It’s basically a gpt-based-encyclopedia-like site.
All articles are generated by GPT3.5
Article/content is cached for a period after generation to save on costs.
Users can choose a few settings that alter the content so that it’s more personalized to them. For example:
Language
Language Level
Length
Expertise Level
The site tries to create a useful interface surrounding the actual generated text. This includes:
Automatically hyperlinking relevant terms in the content text.
Finding sub-sections and related topics.
Finding images from wikipedia or generating them using Dall-E (although quite slow and expensive).
I have been building it alone and haven’t gotten much feedback. Please give it a shot and let me know what you think. I can answer questions on this thread, and might even do a longer write-up if there is enough interest.
Do you think there is a future in this idea? or is the hallucination problem effectively a deal-breaker?

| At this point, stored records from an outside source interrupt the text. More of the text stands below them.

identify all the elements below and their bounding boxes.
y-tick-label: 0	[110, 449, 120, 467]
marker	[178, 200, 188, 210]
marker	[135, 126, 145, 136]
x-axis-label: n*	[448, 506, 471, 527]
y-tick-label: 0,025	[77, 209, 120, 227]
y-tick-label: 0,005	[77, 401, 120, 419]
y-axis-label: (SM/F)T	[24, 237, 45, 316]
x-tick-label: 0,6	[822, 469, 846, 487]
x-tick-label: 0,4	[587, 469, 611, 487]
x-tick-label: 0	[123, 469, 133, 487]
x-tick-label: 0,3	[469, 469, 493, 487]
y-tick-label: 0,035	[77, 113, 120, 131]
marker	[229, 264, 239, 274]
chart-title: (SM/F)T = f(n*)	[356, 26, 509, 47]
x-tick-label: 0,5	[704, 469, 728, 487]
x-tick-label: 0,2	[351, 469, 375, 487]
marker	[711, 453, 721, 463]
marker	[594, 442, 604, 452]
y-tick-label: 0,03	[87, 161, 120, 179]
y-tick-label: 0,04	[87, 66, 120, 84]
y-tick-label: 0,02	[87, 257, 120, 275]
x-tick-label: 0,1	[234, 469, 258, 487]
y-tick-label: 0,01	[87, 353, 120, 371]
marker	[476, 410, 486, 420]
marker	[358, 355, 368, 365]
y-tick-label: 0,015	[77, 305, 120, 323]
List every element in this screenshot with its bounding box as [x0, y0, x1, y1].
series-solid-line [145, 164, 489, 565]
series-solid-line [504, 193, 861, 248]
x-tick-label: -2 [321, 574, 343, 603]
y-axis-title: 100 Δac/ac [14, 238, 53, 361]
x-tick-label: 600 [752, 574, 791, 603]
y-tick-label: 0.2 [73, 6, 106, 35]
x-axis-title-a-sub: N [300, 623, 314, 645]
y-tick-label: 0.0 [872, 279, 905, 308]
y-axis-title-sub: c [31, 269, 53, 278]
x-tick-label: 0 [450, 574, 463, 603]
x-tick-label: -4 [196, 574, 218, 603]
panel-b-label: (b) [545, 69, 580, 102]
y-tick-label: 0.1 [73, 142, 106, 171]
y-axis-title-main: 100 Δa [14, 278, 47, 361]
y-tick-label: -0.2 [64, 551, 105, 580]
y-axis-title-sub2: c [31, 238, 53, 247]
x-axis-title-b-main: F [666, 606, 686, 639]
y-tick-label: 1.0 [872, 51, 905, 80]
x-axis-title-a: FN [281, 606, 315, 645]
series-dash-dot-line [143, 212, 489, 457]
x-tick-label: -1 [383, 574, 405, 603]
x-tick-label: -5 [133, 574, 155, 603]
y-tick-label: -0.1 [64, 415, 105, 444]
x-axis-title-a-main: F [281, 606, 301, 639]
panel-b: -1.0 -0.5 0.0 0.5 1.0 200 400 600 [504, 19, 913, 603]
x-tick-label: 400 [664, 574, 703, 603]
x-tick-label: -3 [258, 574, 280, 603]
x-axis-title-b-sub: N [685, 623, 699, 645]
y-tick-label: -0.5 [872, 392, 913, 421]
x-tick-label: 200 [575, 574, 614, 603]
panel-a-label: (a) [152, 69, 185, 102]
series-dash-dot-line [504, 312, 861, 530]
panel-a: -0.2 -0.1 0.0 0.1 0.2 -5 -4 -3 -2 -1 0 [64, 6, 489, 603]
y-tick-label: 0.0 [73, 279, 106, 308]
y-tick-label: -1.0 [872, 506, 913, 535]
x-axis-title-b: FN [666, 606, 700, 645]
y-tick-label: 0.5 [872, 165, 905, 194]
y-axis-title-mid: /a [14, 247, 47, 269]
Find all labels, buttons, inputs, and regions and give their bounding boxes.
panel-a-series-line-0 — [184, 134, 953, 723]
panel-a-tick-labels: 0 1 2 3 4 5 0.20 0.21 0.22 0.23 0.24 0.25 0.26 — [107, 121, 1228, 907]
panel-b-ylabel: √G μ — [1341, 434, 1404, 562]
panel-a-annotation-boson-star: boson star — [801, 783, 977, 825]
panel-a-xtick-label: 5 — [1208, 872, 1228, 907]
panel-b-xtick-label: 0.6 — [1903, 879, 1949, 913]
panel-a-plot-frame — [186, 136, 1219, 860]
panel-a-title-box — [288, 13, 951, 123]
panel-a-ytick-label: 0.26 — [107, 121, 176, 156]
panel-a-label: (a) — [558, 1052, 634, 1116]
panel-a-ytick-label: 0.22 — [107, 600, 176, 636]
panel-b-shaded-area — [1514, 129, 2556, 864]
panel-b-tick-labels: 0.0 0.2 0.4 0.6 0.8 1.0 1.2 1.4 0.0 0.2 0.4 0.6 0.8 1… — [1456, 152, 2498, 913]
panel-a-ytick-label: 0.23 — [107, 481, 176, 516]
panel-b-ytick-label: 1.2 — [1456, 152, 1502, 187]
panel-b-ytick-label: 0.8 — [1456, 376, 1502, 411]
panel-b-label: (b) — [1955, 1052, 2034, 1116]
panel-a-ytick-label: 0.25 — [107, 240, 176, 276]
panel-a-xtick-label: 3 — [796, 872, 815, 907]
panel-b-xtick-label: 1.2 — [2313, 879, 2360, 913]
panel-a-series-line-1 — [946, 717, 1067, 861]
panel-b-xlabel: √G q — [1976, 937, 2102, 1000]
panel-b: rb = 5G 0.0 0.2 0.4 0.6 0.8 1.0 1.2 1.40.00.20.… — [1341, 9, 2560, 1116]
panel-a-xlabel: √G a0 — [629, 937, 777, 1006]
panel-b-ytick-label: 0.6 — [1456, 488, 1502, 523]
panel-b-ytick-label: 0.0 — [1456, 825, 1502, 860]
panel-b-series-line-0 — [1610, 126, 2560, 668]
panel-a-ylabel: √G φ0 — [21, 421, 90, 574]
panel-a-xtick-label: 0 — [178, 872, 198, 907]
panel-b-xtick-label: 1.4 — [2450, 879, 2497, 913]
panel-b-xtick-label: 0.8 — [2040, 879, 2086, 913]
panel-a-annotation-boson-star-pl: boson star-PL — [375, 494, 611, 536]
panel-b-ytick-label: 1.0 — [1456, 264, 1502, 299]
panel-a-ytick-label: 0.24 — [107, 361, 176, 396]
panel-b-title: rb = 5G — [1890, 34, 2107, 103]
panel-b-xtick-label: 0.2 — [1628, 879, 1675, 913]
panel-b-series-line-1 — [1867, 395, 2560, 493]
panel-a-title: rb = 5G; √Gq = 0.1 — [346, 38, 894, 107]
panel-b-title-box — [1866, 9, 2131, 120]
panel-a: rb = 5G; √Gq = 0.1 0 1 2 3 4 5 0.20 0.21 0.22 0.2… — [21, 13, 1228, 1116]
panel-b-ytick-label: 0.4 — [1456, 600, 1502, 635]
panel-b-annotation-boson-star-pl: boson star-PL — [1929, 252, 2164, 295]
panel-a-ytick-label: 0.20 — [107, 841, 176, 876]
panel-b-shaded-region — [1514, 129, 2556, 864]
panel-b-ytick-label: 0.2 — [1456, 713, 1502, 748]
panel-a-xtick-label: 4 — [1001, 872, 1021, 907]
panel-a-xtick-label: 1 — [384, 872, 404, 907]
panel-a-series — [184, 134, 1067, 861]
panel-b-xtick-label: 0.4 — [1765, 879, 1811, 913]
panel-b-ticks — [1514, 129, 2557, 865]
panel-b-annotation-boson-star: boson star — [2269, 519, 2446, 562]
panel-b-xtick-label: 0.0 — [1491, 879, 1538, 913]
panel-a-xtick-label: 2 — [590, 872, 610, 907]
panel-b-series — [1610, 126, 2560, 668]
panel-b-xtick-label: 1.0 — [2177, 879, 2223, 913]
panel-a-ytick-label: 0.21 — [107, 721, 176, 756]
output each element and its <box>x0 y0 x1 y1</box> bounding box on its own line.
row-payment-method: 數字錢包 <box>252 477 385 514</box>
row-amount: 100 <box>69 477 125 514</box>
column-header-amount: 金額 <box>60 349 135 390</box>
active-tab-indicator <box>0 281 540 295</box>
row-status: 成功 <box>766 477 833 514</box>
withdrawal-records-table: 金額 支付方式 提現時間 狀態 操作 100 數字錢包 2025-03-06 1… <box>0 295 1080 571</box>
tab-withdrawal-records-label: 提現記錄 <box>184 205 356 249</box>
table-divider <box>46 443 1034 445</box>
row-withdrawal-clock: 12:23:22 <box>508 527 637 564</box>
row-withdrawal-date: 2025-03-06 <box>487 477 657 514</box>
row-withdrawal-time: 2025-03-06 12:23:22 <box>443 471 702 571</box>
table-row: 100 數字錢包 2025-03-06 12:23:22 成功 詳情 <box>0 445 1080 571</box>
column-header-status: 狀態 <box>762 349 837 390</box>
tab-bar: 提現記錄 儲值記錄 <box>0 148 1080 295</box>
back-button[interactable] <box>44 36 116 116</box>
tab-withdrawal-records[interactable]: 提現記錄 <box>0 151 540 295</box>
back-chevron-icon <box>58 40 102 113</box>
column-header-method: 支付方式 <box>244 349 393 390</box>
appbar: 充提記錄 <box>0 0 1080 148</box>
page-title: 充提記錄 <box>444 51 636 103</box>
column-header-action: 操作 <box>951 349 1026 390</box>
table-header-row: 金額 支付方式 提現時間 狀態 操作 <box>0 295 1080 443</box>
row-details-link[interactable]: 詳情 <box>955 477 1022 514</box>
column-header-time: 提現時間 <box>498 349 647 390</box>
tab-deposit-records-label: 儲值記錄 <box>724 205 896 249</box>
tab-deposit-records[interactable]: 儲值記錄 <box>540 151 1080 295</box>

I just tried to search for “CreatiCode” on it, and it gave a fairly accurate and complete description. Nice work! I would suggest trying to add some links if the topic is an online entity, like the home page at creaticode.com, either in the content or in the reference.
Also, I wonder how you plan to differentiate it from Wikipedia. Being able to personalize the settings is nice, but it does not feel like a compelling reason for people to use it.
Right now I use a very basic prompt that asks GPT to describe the topic. I would need to do some work to determine if it’s a real online entity and link to it.
Good question. Right now it’s mainly a fun experiment. I don’t plan for it to ever replace wikipedia. The main differentiating aspects will be “personalized content”, better visual representations (coming later) and having articles on things that Wikipedia probably wouldn’t have. Since you can literally enter anything, it means all articles are generated on-the-fly.
I ask GPT to give me a list of “potential categories that are most relevant when organizing data and metadata related to {the topic}”.
Unfortunately I have not solved the problem of “disambiguation”. So in this case, GPT probably thought you were talking about biological trees for some reason. Thanks for pointing it out. Need to think of ways to solve that.
Well very cool stuff man. I’m sure there will be techniques that develop over time that will make it easier to narrow down. I personally think it has some real promise. And you made the interface super clean and minimal and those usually stand the test of time.
In some of my experiments I send prompts through a serious of queries first. I explain 1 method here. Maybe you can do something similar by asking the bot how likely something is to be confused with a different topic.
I made a quick example:
Debug version to get reasoning and making sure the bot understands the task.
Once you narrow down a pretty good ambiguity filter, then you can just ask for clarification or list a bunch of topics it could possibly be talking about. Single production examples will contribute practically nothing to your token usage.
Then of course there is always the embedding vector databases.